Choosing the Right Approach

Choosing the Right Approach supports P 2.1. For dental nurses, this means recognising when to work within scope to protect patients, support colleagues and keep systems safe.
CQC's well-led dental guidance separates leadership, management and governance: leaders shape an open learning culture, while management provides the systems, checks and actions that make care reliable. The NHS Healthcare Leadership Model is useful here because it treats leadership as behaviour anyone can show, not only a job title.
What to notice in practice
- Routine control: ask what the patient or colleague needs next, then hand over or escalate clearly.
- Urgent judgement: ask what the patient or colleague needs next, then hand over or escalate clearly.
- Patient anxiety: respond with dignity and help the patient feel safe enough to continue care.
- Team conflict: make roles, messages and next actions clear enough for colleagues to act safely.
- System drift: ask what the patient or colleague needs next, then hand over or escalate clearly.

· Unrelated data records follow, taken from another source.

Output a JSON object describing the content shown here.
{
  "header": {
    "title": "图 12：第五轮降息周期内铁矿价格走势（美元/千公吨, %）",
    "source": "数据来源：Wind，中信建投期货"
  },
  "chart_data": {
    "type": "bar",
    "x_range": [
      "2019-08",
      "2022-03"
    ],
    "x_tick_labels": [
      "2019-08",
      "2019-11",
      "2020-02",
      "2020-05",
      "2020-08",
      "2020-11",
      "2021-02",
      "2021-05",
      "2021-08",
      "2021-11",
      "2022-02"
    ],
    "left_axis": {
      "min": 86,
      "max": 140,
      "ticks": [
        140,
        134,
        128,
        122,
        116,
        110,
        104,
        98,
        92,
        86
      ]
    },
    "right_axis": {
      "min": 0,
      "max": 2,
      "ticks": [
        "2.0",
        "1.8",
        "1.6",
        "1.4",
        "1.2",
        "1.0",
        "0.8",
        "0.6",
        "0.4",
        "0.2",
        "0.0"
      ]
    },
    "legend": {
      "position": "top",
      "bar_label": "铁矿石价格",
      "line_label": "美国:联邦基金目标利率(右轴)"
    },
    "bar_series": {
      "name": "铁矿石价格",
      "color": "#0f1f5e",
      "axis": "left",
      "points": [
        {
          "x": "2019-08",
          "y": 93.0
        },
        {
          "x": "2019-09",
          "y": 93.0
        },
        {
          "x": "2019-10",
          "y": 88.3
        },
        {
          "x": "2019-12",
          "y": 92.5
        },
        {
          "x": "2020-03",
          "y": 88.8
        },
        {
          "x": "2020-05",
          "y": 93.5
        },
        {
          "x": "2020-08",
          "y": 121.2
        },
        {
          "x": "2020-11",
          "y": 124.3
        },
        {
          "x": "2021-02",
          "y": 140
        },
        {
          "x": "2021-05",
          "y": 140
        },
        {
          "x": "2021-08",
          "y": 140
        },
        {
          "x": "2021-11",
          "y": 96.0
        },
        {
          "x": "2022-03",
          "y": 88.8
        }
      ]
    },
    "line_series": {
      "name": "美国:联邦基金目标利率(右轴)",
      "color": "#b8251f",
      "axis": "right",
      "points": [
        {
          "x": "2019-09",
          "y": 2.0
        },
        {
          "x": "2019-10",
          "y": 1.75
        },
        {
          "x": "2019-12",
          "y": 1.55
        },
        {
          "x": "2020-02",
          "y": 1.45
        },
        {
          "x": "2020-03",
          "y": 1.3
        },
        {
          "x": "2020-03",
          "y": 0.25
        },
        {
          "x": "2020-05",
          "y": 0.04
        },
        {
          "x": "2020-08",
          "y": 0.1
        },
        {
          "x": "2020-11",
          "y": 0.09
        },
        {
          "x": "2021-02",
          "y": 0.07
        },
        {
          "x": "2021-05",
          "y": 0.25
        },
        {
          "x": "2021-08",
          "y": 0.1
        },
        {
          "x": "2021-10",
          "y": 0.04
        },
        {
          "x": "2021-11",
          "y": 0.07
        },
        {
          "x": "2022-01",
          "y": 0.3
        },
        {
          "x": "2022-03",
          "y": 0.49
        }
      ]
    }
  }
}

Practically, management organises work so it can be done safely; leadership helps people act safely, speak up and keep patients central under pressure.
Good practice is visible and simple: prepare, listen to what patients and colleagues actually say, check understanding, hand over clearly, and report repeated problems so the practice can learn.
Management and leadership are different but connected: safe dental teams need both reliable systems and people who influence safer behaviour.